Romeros Dawn of the Dead löste einen Tsunami von Zombiefilmen aus, die zu einem großen Teil aus Italien kamen. Der Duktus dieser Exploitation-Streifen war etwas anders: Die Italiener setzten viel mehr auf Ekel-Szenen und waren einen ganzen Zacken sadistischer im Umgang mit ihren Figuren. Jenseits dieser Werte haben viele der Filme nur wenig zu bieten. Eine gefeierte Ausnahme sind einige Filme von Lucio Fulci. Er war es auch, der 1979 die Italo-Welle mit seinem Film Woodoo – Die Schreckensinsel der Zombies – auch bekannt als Zombi 2 – anführte. Die Zombies erinnern weitgehend an Romeros: Sie sind langsam und hirnlos. In der Erscheinung setzt Fulci aber weniger auf den Mitleidsfaktor (wie Romero), sondern mehr auf Horror – die Zombies sind oftmals erheblich verwester als Romeros. Tatsächlich lässt sich der Film als Bindeglied zwischen der älteren Tradition à la White Zombie und I walked with a Zombie und der neueren Romero-Trilogie begreifen. Da sind die Schauplätze: einerseits New York, mitten im Herzen der westlichen Zivilisation, andererseits eine abgelegene Insel in der Karibik. Deutlicher wird es beim Ursprung: Der westliche Arzt glaubt an eine natürliche Erklärung und begreift das Phänomen als Krankheit – sein Handlanger und die anderen schwarzen Insulaner glauben an Voodoo. Vielleicht ist sogar der Schamane schuld? Am Ende weiß man nichts. Es ist wohl einfach so angefangen. Gibt es einen Zombiemeister? Stehen die Zombies für irgendetwas? Fulcis Film ist sehr deutungsoffen – vielleicht, vielleicht auch nicht. Hinsichtlich der Protagonisten unterscheidet sich Fulcis Film aber deutlich von Romeros Filmen: Bei Fulci wird reibungslos zusammengearbeitet.

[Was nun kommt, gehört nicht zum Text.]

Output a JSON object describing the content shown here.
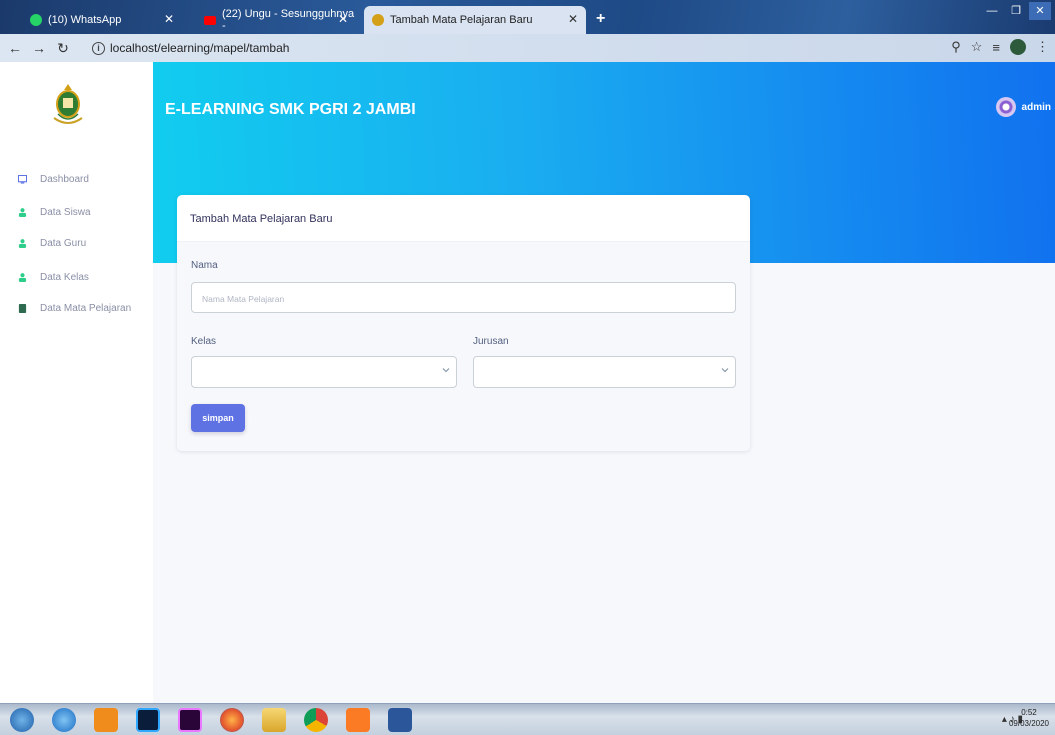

Schon im folgenden Jahr zeigte er einen weiteren Klassiker des Zombiefilms: Ein Zombie hing am Glockenseil. Die Zombies sind hier überaus eigenwillig. Das beginnt schon mit dem Aussehen: Sie sind auf eigenartige Weise entstellt, so als hätten sie nach ihrem Tod eitrige Geschwüre bekommen. Sie bewegen sich nicht sonderlich schnell, wirken aber auch nicht langsam-ungeschickt wie die Romero-Zombies, sondern nur so, als wenn sie es nicht besonders eilig hätten. Dafür können sie teleportieren; schaut man kurz weg, können sie unvermittelt an anderer Stelle auftauchen. Wenn ein Opfer für längere Zeit die Augen schließt, dann entmaterialisieren sie sich. Sie töten zumeist, indem sie mit einer Hand ihrem Opfer das Gehirn aus dem Schädel quetschen. Dafür fressen sie nichts. Vernichten kann man sie anscheinend, in dem man ihnen einen Gegenstand in den Unterleib rammt. Pater Thomas, der Urzombie, kann außerdem mit Blicken töten; seine Opfer erleiden dann einen Herzinfarkt oder weinen zunächst blutige Tränen und erbrechen dann ihre Gedärme. Auch in anderer Hinsicht ist der Film eine Ausnahme: So ist der Urzombie anscheinend der Zombiemeister; außerdem sind die Zombies keine Strafe für menschliche Hybris; sie scheinen auch keinerlei Symbol für irgendwelche Gesellschaftsteile zu sein.

Und wieder ein Jahr später gibt es den nächsten Klassiker: Über dem Jenseits. Die Zombies erinnern optisch deutlich an Romeros Zombies – offenkundige Leichname schlurfen auf die Protagonisten zu. Anders als Romeros Zombies wollen sie diese nicht fressen, sondern einfach nur töten. Überhaupt greift der Film weniger auf die Tradition der Zombiefilme, als vielmehr auf Hounted House und H. P. Lovecraft-Geschichten zurück: Ein Hexer kehrt mit allerlei okkulten Phänomen aus dem Jenseits zurück. Erst nachdem der Hexer Fuß fasste, erweckt er seine Zombie-Horden. So wenig wie Kannibalismus eine Rolle spielt, spielt der Kapitalismus eine Rolle; Zombies sind einfach die mit Schwarzer Magie belebten Mordmaschinen des Hexers. Darüber hinaus gilt Über dem Jenseits als bester Fulci-Film, in dem er eine packende Dramaturgie mit ästhetischen Bildern vereinigen kann.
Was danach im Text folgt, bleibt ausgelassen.